BLOXAS + Chian Quah’s entry, A Place to Catch (SEA) Breeze, for the 2011 Brisbane Ideas Competition has made it to the stage of finalist and has been shared for your review. Additional images and a description after the break.
This proposal has considered the climactic condition and placement of Brisbane, within it’s geographical context. Brisbane city is located approximately 21kms inland from the nearest coastal edge. Subsequently it is starved of any significant retrievable, or recurrent, sea breeze. This, coupled with Brisbane’s unforgiving sub tropical summer humidity, was the idealistic catalyst for this design concept. Slender, sculptured towers range in height depending on their topographical location.
An amalgamation of their atmospheric height, form, and diverse material applications and techniques, allow the ‘installations’ to collect dew, moisture, and condensation from the atmosphere on their varied planes throughout the winter months.
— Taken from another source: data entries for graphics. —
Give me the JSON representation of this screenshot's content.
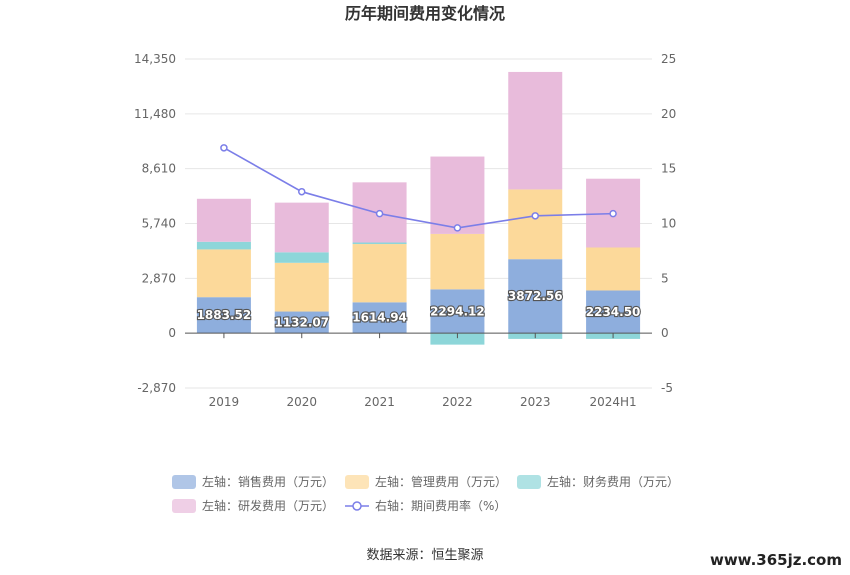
{
  "chart_data": {
    "type": "bar",
    "title": "历年期间费用变化情况",
    "categories": [
      "2019",
      "2020",
      "2021",
      "2022",
      "2023",
      "2024H1"
    ],
    "series": [
      {
        "name": "左轴：销售费用（万元）",
        "type": "bar",
        "axis": "left",
        "color": "#8eaedd",
        "values": [
          1883.52,
          1132.07,
          1614.94,
          2294.12,
          3872.56,
          2234.5
        ],
        "labels": [
          "1883.52",
          "1132.07",
          "1614.94",
          "2294.12",
          "3872.56",
          "2234.50"
        ]
      },
      {
        "name": "左轴：管理费用（万元）",
        "type": "bar",
        "axis": "left",
        "color": "#fcd99a",
        "values": [
          2500,
          2550,
          3050,
          2900,
          3650,
          2250
        ]
      },
      {
        "name": "左轴：财务费用（万元）",
        "type": "bar",
        "axis": "left",
        "color": "#8dd6d9",
        "values": [
          400,
          550,
          80,
          -600,
          -300,
          -300
        ]
      },
      {
        "name": "左轴：研发费用（万元）",
        "type": "bar",
        "axis": "left",
        "color": "#e8bbdb",
        "values": [
          2250,
          2600,
          3150,
          4050,
          6150,
          3600
        ]
      },
      {
        "name": "右轴：期间费用率（%）",
        "type": "line",
        "axis": "right",
        "color": "#7b7ee8",
        "values": [
          16.9,
          12.9,
          10.9,
          9.6,
          10.7,
          10.9
        ]
      }
    ],
    "left_axis": {
      "min": -2870,
      "max": 14350,
      "ticks": [
        -2870,
        0,
        2870,
        5740,
        8610,
        11480,
        14350
      ],
      "tick_labels": [
        "-2,870",
        "0",
        "2,870",
        "5,740",
        "8,610",
        "11,480",
        "14,350"
      ]
    },
    "right_axis": {
      "min": -5,
      "max": 25,
      "ticks": [
        -5,
        0,
        5,
        10,
        15,
        20,
        25
      ],
      "tick_labels": [
        "-5",
        "0",
        "5",
        "10",
        "15",
        "20",
        "25"
      ]
    },
    "grid": true,
    "legend_position": "bottom"
  },
  "source": "数据来源：恒生聚源",
  "watermark": "www.365jz.com"
}
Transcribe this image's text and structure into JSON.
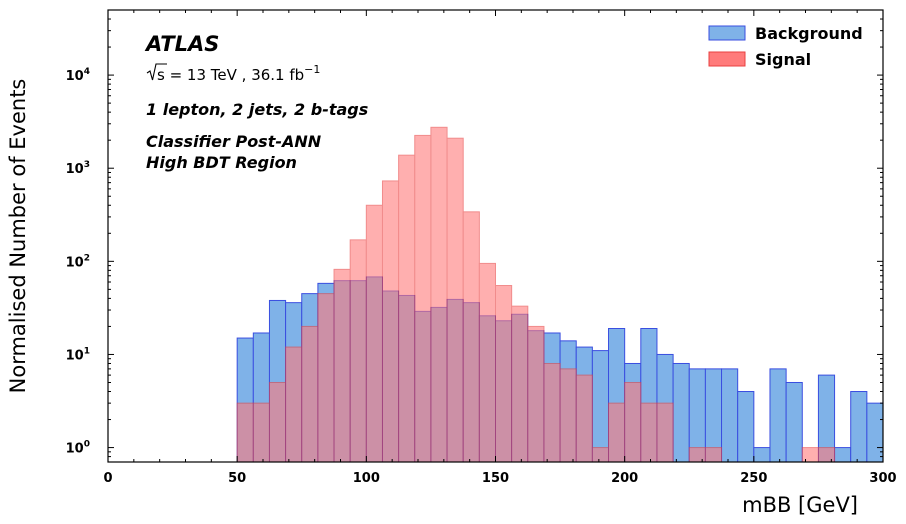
{
  "chart_data": {
    "type": "bar",
    "title": "",
    "xlabel": "mBB [GeV]",
    "ylabel": "Normalised Number of Events",
    "xlim": [
      0,
      300
    ],
    "ylim": [
      0.7,
      50000
    ],
    "yscale": "log",
    "bin_width": 6.25,
    "x_ticks": [
      0,
      50,
      100,
      150,
      200,
      250,
      300
    ],
    "x_tick_labels": [
      "0",
      "50",
      "100",
      "150",
      "200",
      "250",
      "300"
    ],
    "y_ticks": [
      1,
      10,
      100,
      1000,
      10000
    ],
    "y_tick_labels": [
      "10",
      "10",
      "10",
      "10",
      "10"
    ],
    "y_tick_exponents": [
      "0",
      "1",
      "2",
      "3",
      "4"
    ],
    "bin_edges_start": 50,
    "legend_position": "top-right",
    "series": [
      {
        "name": "Background",
        "color": "#7fb2e8",
        "edge": "#3a4ee0",
        "values": [
          15,
          17,
          38,
          36,
          45,
          58,
          62,
          62,
          68,
          48,
          43,
          29,
          32,
          39,
          36,
          26,
          23,
          27,
          18,
          17,
          14,
          12,
          11,
          19,
          8,
          19,
          10,
          8,
          7,
          7,
          7,
          4,
          1,
          7,
          5,
          0,
          6,
          1,
          4,
          3
        ]
      },
      {
        "name": "Signal",
        "color": "#ff7b7b",
        "edge": "#e84040",
        "values": [
          3,
          3,
          5,
          12,
          20,
          45,
          82,
          170,
          400,
          730,
          1380,
          2250,
          2750,
          2100,
          340,
          95,
          55,
          33,
          20,
          8,
          7,
          6,
          1,
          3,
          5,
          3,
          3,
          0,
          1,
          1,
          0,
          0,
          0,
          0,
          0,
          1,
          1,
          0,
          0,
          0
        ]
      }
    ],
    "annotations": {
      "experiment": "ATLAS",
      "energy_prefix": "s",
      "energy_text": " = 13 TeV , 36.1 fb",
      "energy_exp": "−1",
      "selection": "1 lepton, 2 jets, 2 b-tags",
      "classifier": "Classifier Post-ANN",
      "region": "High BDT Region"
    }
  }
}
Surface treatments include mesh, corrugated and dimpled metals, timber/moss, the density of concrete, and ETFE (Ethylene tetrafluoroethylene).
Contrasting materials produce or create moisture, which is then collected internally and retained in intermediate guttering systems.
In summer, the pooled water runs through a conduit of intricate vertical pipework, and is dispersed through hundreds of heads, akin to miniature sprinklers. A fine mist subsequently drifts across selected parts of the city, south bank, the urban fringe and suburbs.
This mist doubles as a screening device to ‘stealth’ or conceal the source during the summer months, assimilating them with the sky, rather than the colors of the landscape.
In winter these towers, reveal their sensitivity to the landscape, in a binary fashion. Winter for these installations is a period of moisture collection, but the visibility of colorations of green moss on sections of timber, fusing with dimpled metals, reflecting and mirroring the landscape, proffers a profound dual intention for the towers. Concrete absorbing the suns rays, dimpled metals undulating, as well as the mesh shimmering with beads of collected water. These act as beacons of the ephemeral nature of seasons, and create vertical extensions of the landscape within which they are situated.
During summer these finely detailed sculptures emerge in a completely different manner. They are, to a degree, secreted from view, and merge with the sky rather than the landscape. Summer beckons the diffusion, when the amassed moisture is fed through a sprinkler head forming a fine, cooling mist which travels with the inland zephyrs, draping parts of Brisbane city, it’s urban fringe and suburbs.